International leaders “appalled” by Ottawa shooting
The Ottawa shooting has drawn strong reactions from world leaders, including Obama and Cameron.
The Ottawa shooting Wednesday morning has drawn in a lot of international attention and reactions from world leaders. American President Barack Obama was informed of the shootings and spoke to Prime Minister Stephan Harper on the phone. Obama offered any assistance Canada needs to respond to the attacks, according to the White House.
“I express on behalf of the American people, our condolences to the family and to the Canadian people as a whole,” Obama said at a conference, “It’s very important for us to recognize that when it comes to dealing with terrorist activity that Canada and the United States has to be entirely in sync. We have been in the past and I am confident we will continue to do so in the future.”
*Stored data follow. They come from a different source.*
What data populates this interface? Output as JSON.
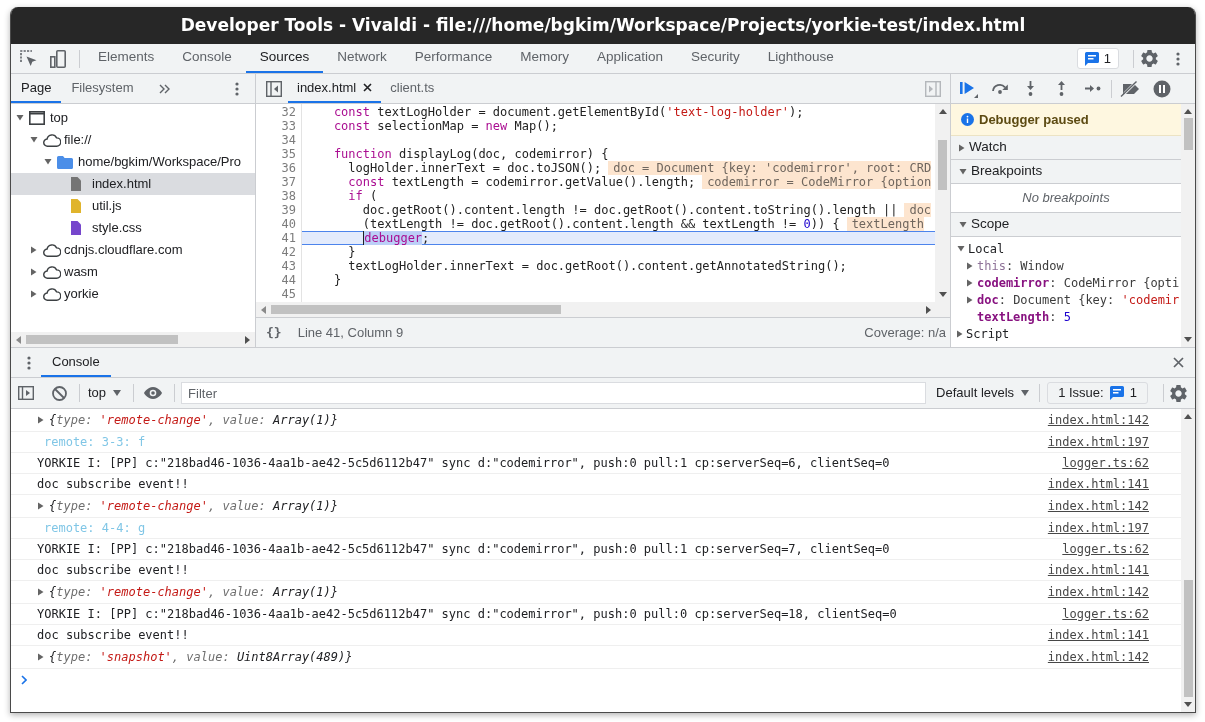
{
  "window": {
    "title": "Developer Tools - Vivaldi - file:///home/bgkim/Workspace/Projects/yorkie-test/index.html"
  },
  "toolbar": {
    "tabs": [
      {
        "label": "Elements",
        "selected": false
      },
      {
        "label": "Console",
        "selected": false
      },
      {
        "label": "Sources",
        "selected": true
      },
      {
        "label": "Network",
        "selected": false
      },
      {
        "label": "Performance",
        "selected": false
      },
      {
        "label": "Memory",
        "selected": false
      },
      {
        "label": "Application",
        "selected": false
      },
      {
        "label": "Security",
        "selected": false
      },
      {
        "label": "Lighthouse",
        "selected": false
      }
    ],
    "issues_count": "1"
  },
  "navigator": {
    "tabs": [
      {
        "label": "Page",
        "selected": true
      },
      {
        "label": "Filesystem",
        "selected": false
      }
    ],
    "tree": [
      {
        "kind": "frame",
        "label": "top",
        "expanded": true,
        "selected": false,
        "children": [
          {
            "kind": "domain",
            "label": "file://",
            "expanded": true,
            "selected": false,
            "children": [
              {
                "kind": "folder",
                "label": "home/bgkim/Workspace/Pro",
                "expanded": true,
                "selected": false,
                "children": [
                  {
                    "kind": "file",
                    "label": "index.html",
                    "color": "#757575",
                    "selected": true
                  },
                  {
                    "kind": "file",
                    "label": "util.js",
                    "color": "#e0b42c",
                    "selected": false
                  },
                  {
                    "kind": "file",
                    "label": "style.css",
                    "color": "#7646cc",
                    "selected": false
                  }
                ]
              }
            ]
          },
          {
            "kind": "domain",
            "label": "cdnjs.cloudflare.com",
            "expanded": false,
            "selected": false
          },
          {
            "kind": "domain",
            "label": "wasm",
            "expanded": false,
            "selected": false
          },
          {
            "kind": "domain",
            "label": "yorkie",
            "expanded": false,
            "selected": false
          }
        ]
      }
    ]
  },
  "editor": {
    "tabs": [
      {
        "label": "index.html",
        "selected": true,
        "closable": true
      },
      {
        "label": "client.ts",
        "selected": false,
        "closable": false
      }
    ],
    "lines": [
      {
        "number": "32",
        "paused": false,
        "tokens": [
          {
            "kind": "keyword",
            "text": "const"
          },
          {
            "kind": "plain",
            "text": " textLogHolder = document.getElementById("
          },
          {
            "kind": "string",
            "text": "'text-log-holder'"
          },
          {
            "kind": "plain",
            "text": ");"
          }
        ]
      },
      {
        "number": "33",
        "paused": false,
        "tokens": [
          {
            "kind": "keyword",
            "text": "const"
          },
          {
            "kind": "plain",
            "text": " selectionMap = "
          },
          {
            "kind": "keyword",
            "text": "new"
          },
          {
            "kind": "plain",
            "text": " Map();"
          }
        ]
      },
      {
        "number": "34",
        "paused": false
      },
      {
        "number": "35",
        "paused": false,
        "tokens": [
          {
            "kind": "keyword",
            "text": "function"
          },
          {
            "kind": "plain",
            "text": " displayLog(doc, codemirror) {"
          }
        ],
        "children": [
          {
            "number": "36",
            "paused": false,
            "tokens": [
              {
                "kind": "plain",
                "text": "logHolder.innerText = doc.toJSON();"
              }
            ],
            "inline_value": "doc = Document {key: 'codemirror', root: CRD"
          },
          {
            "number": "37",
            "paused": false,
            "tokens": [
              {
                "kind": "keyword",
                "text": "const"
              },
              {
                "kind": "plain",
                "text": " textLength = codemirror.getValue().length;"
              }
            ],
            "inline_value": "codemirror = CodeMirror {option"
          },
          {
            "number": "38",
            "paused": false,
            "tokens": [
              {
                "kind": "keyword",
                "text": "if"
              },
              {
                "kind": "plain",
                "text": " ("
              }
            ],
            "children": [
              {
                "number": "39",
                "paused": false,
                "tokens": [
                  {
                    "kind": "plain",
                    "text": "doc.getRoot().content.length != doc.getRoot().content.toString().length ||"
                  }
                ],
                "inline_value": "doc"
              },
              {
                "number": "40",
                "paused": false,
                "tokens": [
                  {
                    "kind": "plain",
                    "text": "(textLength != doc.getRoot().content.length && textLength != "
                  },
                  {
                    "kind": "number",
                    "text": "0"
                  },
                  {
                    "kind": "plain",
                    "text": ")) {"
                  }
                ],
                "inline_value": "textLength"
              },
              {
                "number": "41",
                "paused": true,
                "tokens": [
                  {
                    "kind": "highlight",
                    "text": "debugger"
                  },
                  {
                    "kind": "plain",
                    "text": ";"
                  }
                ]
              }
            ]
          },
          {
            "number": "42",
            "paused": false,
            "tokens": [
              {
                "kind": "plain",
                "text": "}"
              }
            ]
          },
          {
            "number": "43",
            "paused": false,
            "tokens": [
              {
                "kind": "plain",
                "text": "textLogHolder.innerText = doc.getRoot().content.getAnnotatedString();"
              }
            ]
          }
        ]
      },
      {
        "number": "44",
        "paused": false,
        "tokens": [
          {
            "kind": "plain",
            "text": "}"
          }
        ]
      },
      {
        "number": "45",
        "paused": false
      }
    ],
    "format_button": "{}",
    "cursor_position": "Line 41, Column 9",
    "coverage": "Coverage: n/a"
  },
  "debugger": {
    "status": "Debugger paused",
    "sections": [
      {
        "title": "Watch",
        "expanded": false
      },
      {
        "title": "Breakpoints",
        "expanded": true,
        "empty_text": "No breakpoints"
      },
      {
        "title": "Scope",
        "expanded": true,
        "groups": [
          {
            "name": "Local",
            "expanded": true,
            "variables": [
              {
                "kind": "object",
                "expanded": false,
                "tokens": [
                  {
                    "kind": "special",
                    "text": "this"
                  },
                  {
                    "kind": "plain",
                    "text": ": Window"
                  }
                ]
              },
              {
                "kind": "object",
                "expanded": false,
                "tokens": [
                  {
                    "kind": "property",
                    "text": "codemirror"
                  },
                  {
                    "kind": "plain",
                    "text": ": CodeMirror {opti"
                  }
                ]
              },
              {
                "kind": "object",
                "expanded": false,
                "tokens": [
                  {
                    "kind": "property",
                    "text": "doc"
                  },
                  {
                    "kind": "plain",
                    "text": ": Document {key: "
                  },
                  {
                    "kind": "string",
                    "text": "'codemir"
                  }
                ]
              },
              {
                "kind": "primitive",
                "tokens": [
                  {
                    "kind": "property",
                    "text": "textLength"
                  },
                  {
                    "kind": "plain",
                    "text": ": "
                  },
                  {
                    "kind": "number",
                    "text": "5"
                  }
                ]
              }
            ]
          },
          {
            "name": "Script",
            "expanded": false
          }
        ]
      }
    ]
  },
  "drawer": {
    "tabs": [
      {
        "label": "Console",
        "selected": true
      }
    ]
  },
  "console": {
    "context": "top",
    "filter_placeholder": "Filter",
    "levels": "Default levels",
    "issues_label": "1 Issue:",
    "issues_count": "1",
    "messages": [
      {
        "kind": "object",
        "expanded": false,
        "tokens": [
          {
            "kind": "plain",
            "text": "{"
          },
          {
            "kind": "key",
            "text": "type: "
          },
          {
            "kind": "string",
            "text": "'remote-change'"
          },
          {
            "kind": "key",
            "text": ", value: "
          },
          {
            "kind": "plain",
            "text": "Array(1)"
          },
          {
            "kind": "plain",
            "text": "}"
          }
        ],
        "source": "index.html:142"
      },
      {
        "kind": "styled",
        "color": "#80c6e6",
        "text": "remote: 3-3: f",
        "source": "index.html:197"
      },
      {
        "kind": "log",
        "text": "YORKIE I: [PP] c:\"218bad46-1036-4aa1b-ae42-5c5d6112b47\" sync d:\"codemirror\", push:0 pull:1 cp:serverSeq=6, clientSeq=0",
        "source": "logger.ts:62"
      },
      {
        "kind": "log",
        "text": "doc subscribe event!!",
        "source": "index.html:141"
      },
      {
        "kind": "object",
        "expanded": false,
        "tokens": [
          {
            "kind": "plain",
            "text": "{"
          },
          {
            "kind": "key",
            "text": "type: "
          },
          {
            "kind": "string",
            "text": "'remote-change'"
          },
          {
            "kind": "key",
            "text": ", value: "
          },
          {
            "kind": "plain",
            "text": "Array(1)"
          },
          {
            "kind": "plain",
            "text": "}"
          }
        ],
        "source": "index.html:142"
      },
      {
        "kind": "styled",
        "color": "#80c6e6",
        "text": "remote: 4-4: g",
        "source": "index.html:197"
      },
      {
        "kind": "log",
        "text": "YORKIE I: [PP] c:\"218bad46-1036-4aa1b-ae42-5c5d6112b47\" sync d:\"codemirror\", push:0 pull:1 cp:serverSeq=7, clientSeq=0",
        "source": "logger.ts:62"
      },
      {
        "kind": "log",
        "text": "doc subscribe event!!",
        "source": "index.html:141"
      },
      {
        "kind": "object",
        "expanded": false,
        "tokens": [
          {
            "kind": "plain",
            "text": "{"
          },
          {
            "kind": "key",
            "text": "type: "
          },
          {
            "kind": "string",
            "text": "'remote-change'"
          },
          {
            "kind": "key",
            "text": ", value: "
          },
          {
            "kind": "plain",
            "text": "Array(1)"
          },
          {
            "kind": "plain",
            "text": "}"
          }
        ],
        "source": "index.html:142"
      },
      {
        "kind": "log",
        "text": "YORKIE I: [PP] c:\"218bad46-1036-4aa1b-ae42-5c5d6112b47\" sync d:\"codemirror\", push:0 pull:0 cp:serverSeq=18, clientSeq=0",
        "source": "logger.ts:62"
      },
      {
        "kind": "log",
        "text": "doc subscribe event!!",
        "source": "index.html:141"
      },
      {
        "kind": "object",
        "expanded": false,
        "tokens": [
          {
            "kind": "plain",
            "text": "{"
          },
          {
            "kind": "key",
            "text": "type: "
          },
          {
            "kind": "string",
            "text": "'snapshot'"
          },
          {
            "kind": "key",
            "text": ", value: "
          },
          {
            "kind": "plain",
            "text": "Uint8Array(489)"
          },
          {
            "kind": "plain",
            "text": "}"
          }
        ],
        "source": "index.html:142"
      }
    ]
  }
}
White House press secretary Josh Earnest also expressed the American people’s solidarity with Canadians in a statement:
"Canada is one of the closest friends and allies of the United States. And from issues ranging from the strength of our NATO alliance, to the Ebola response, to dealing with ISIL, there's a strong partnership and friendship and alliance between the United States and Canada. The United States strongly values that relationship, and that relationship makes the citizens of this country safer.”
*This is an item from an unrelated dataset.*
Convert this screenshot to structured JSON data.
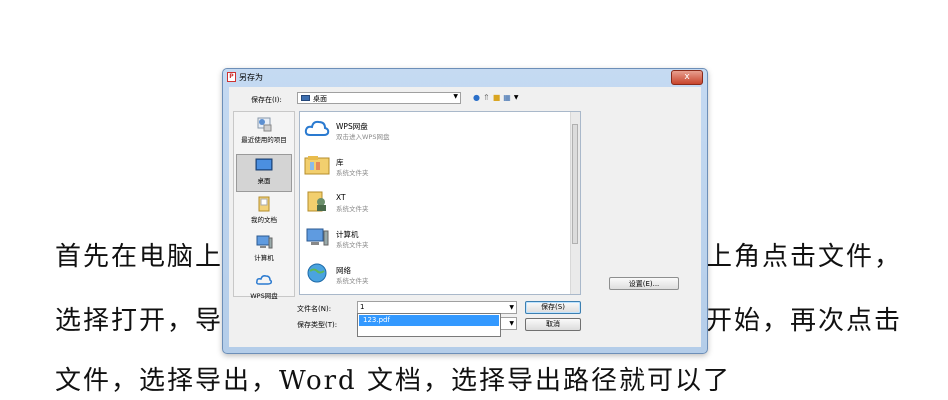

The events in Canada had an impact South of the border, raising concerns of what this incident could mean for the safety of Americans. Arlington National cemetery’s security was increased because of the shootings, CNN reported. The cemetery features a tomb of the unknown soldier that is also guarded by members of the military, much like the National War Memorial in Ottawa.
“Our two militaries share a common bond, forged in blood, that is dedicated to the defense of our common ideals, said Commander of NORAD and USNORTHCOM Statement from Gen. Chuck Jacoby in a statement. “We share their grief, but also their determination not to be intimidated by these cowardly acts.”
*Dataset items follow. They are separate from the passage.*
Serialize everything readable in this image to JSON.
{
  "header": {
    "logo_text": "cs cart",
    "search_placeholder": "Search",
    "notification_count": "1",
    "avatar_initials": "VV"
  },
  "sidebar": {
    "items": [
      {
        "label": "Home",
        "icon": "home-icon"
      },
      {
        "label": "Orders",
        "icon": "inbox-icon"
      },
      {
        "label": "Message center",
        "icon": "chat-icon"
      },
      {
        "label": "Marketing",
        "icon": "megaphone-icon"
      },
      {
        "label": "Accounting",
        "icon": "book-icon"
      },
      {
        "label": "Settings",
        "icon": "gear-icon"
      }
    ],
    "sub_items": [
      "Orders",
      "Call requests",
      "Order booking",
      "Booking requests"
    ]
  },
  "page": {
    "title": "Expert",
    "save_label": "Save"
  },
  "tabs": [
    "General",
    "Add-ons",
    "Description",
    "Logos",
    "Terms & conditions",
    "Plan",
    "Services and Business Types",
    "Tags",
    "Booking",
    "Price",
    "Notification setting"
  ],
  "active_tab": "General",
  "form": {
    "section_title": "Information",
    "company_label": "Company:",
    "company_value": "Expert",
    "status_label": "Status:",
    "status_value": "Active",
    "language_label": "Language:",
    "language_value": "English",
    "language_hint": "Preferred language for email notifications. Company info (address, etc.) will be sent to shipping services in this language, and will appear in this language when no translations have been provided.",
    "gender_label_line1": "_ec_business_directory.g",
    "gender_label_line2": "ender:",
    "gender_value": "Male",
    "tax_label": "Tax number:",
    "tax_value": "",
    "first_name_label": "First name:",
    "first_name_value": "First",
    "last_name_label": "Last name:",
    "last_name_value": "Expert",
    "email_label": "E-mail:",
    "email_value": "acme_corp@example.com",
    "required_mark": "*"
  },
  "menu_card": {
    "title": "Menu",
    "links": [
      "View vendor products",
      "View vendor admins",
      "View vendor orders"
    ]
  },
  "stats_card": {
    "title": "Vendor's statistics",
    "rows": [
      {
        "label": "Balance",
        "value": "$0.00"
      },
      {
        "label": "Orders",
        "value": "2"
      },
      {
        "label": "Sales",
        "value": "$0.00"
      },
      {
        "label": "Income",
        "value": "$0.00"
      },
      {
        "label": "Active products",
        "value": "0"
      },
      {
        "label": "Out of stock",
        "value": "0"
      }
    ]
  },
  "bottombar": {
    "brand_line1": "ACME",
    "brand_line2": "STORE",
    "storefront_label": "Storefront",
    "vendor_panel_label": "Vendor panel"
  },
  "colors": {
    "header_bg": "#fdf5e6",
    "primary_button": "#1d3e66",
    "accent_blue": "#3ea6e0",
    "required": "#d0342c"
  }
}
Harper spoke with Israeli Prime Minister Benjamin Netanyahu on the phone about the shooting, the PM's office tweeted. UN Secretary-General Ban Ki-Moon also shared his concerns and said his thoughts are with the Canadian people and government in these difficult times.
British Prime Minister David Cameron was quick to offer his support to Canada.
"I'm appalled by today's attack in Ottawa," he tweeted. He also mentioned he would support Harper "and the Canadian people as they deal with this incident."